Generative language models like ChatGPT can answer almost any question instantly and are easy to use. However, upon closer inspection, some issues become apparent. One major issue is hallucinations: the models sometimes generate incorrect information. When a model lacks specific information, it fabricates details, presenting them convincingly enough to seem plausible. For example, an early version of Llama mistakenly identified Heise Verlag as the organizer of CeBIT due to its association with publications, IT, and Hannover, where the world’s largest computer fair was once held. Such well-crafted misinformation can easily be believed.
Training large language models is also extremely resource-intensive, often requiring thousands of GPU-years. As a result, models are rarely retrained, meaning they lack the latest information. Even relatively new models like Llama 3.1 have a knowledge cutoff from the previous year. Public language models struggle with internal information, such as company-specific content, since it isn’t included in their training data. While fine-tuning models is possible, it is labor-intensive and must be repeated for every new document added.
Combining large language models (LLMs) with retrieval-augmented generation (RAG) can help. Documents are indexed using embedding models, which are a type of large language model. Similarity metrics are used to find documents or passages that best answer a question. This “context” is then provided to a generative model, which summarizes the results and aligns them with the query.

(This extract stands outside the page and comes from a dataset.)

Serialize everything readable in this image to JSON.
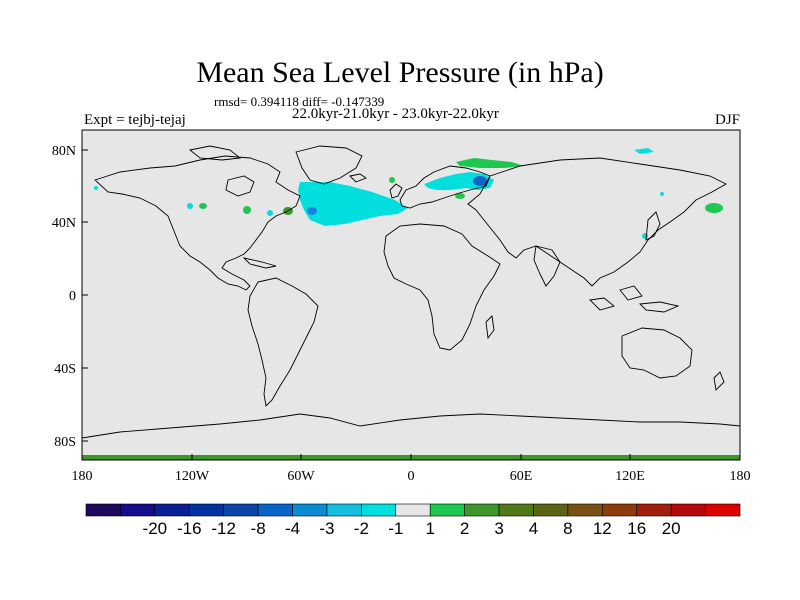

RAG methods have become very popular, causing a small revolution in information retrieval last year by achieving significantly better results. Many frameworks now implement RAG. However, using RAG effectively is complex, as optimization can occur in different dimensions. Different embedding models, rerankers, and generative models can be used, requiring experience to select the right combination.
Currently, RAG alone cannot extract formalized knowledge from documents, which would improve model responses. This is where knowledge graphs come in. It would be beneficial to combine these two ideas.
Microsoft introduced GraphRAG, a hierarchical approach to RAG, as opposed to purely semantic text fragment searches. The process involves extracting a knowledge graph from raw text and building a community hierarchy with content summaries, which are then used for retrieval to formulate better answers. Unlike many Microsoft projects, GraphRAG’s implementation remains hidden, with existing Jupyter Notebooks relying heavily on Azure and OpenAI, transferring all information to the cloud. Much is hidden in classes, making it hard to understand the behind-the-scenes processes.
Fortunately, alternative sources and implementations exist. The introductory article by neuml is recommended, providing a clearer view of the process. An embedding model (intfloat/e5-base) enables similarity queries. Existing Wikipedia embeddings, available via Hugging Face, serve as the data basis. The implementation indexes a subset (the top 100,000 articles) and returns a graph for a query like “Machine Learning.”
The nodes in the graph’s upper part are more densely connected, indicating higher information density. Since the graph is modeled as a NetworkX graph in Python, methods can be called to determine paths between nodes or identify nodes with the highest centrality. The results reveal relevant Wikipedia pages, with scores from similarity analysis indicating a different order than graph analysis. Combining both methods identifies the most relevant documents for the query and context.
The topics appearing in the results are interesting, calculated during indexing, a resource-intensive process performed much faster on a GPU than a CPU. Powerful hardware is also needed for RAG’s final phase, text generation. Neuml uses a Mistral-7B-OpenOrca model, scaled down with Activation-aware Weight Quantization (AWQ) for less powerful GPUs. This allows quick generation and fact extraction from the graph. The “Machine Learning” query is answered using Wikipedia:
Machine learning is a field in artificial intelligence focused on developing statistical algorithms that learn from and generalize to unseen data. Generative artificial neural networks have surpassed many previous approaches. Machine learning algorithms can inherit and amplify biases in training data, leading to skewed representations or unfair demographic treatment. Supervised learning uses input objects and desired outputs to train models, enabling accurate predictions for unseen data. An autoencoder is a neural network used for unsupervised learning, efficient coding of unlabeled data, and dimensionality reduction.
The response focuses on generative AI, reflecting the information available on Wikipedia, which apparently has more on generative models than other machine learning topics. Surprisingly, the model explains supervised learning and autoencoders but not unsupervised learning.
Neuml provides a Streamlit application on GitHub for experimentation, allowing users to index their documents.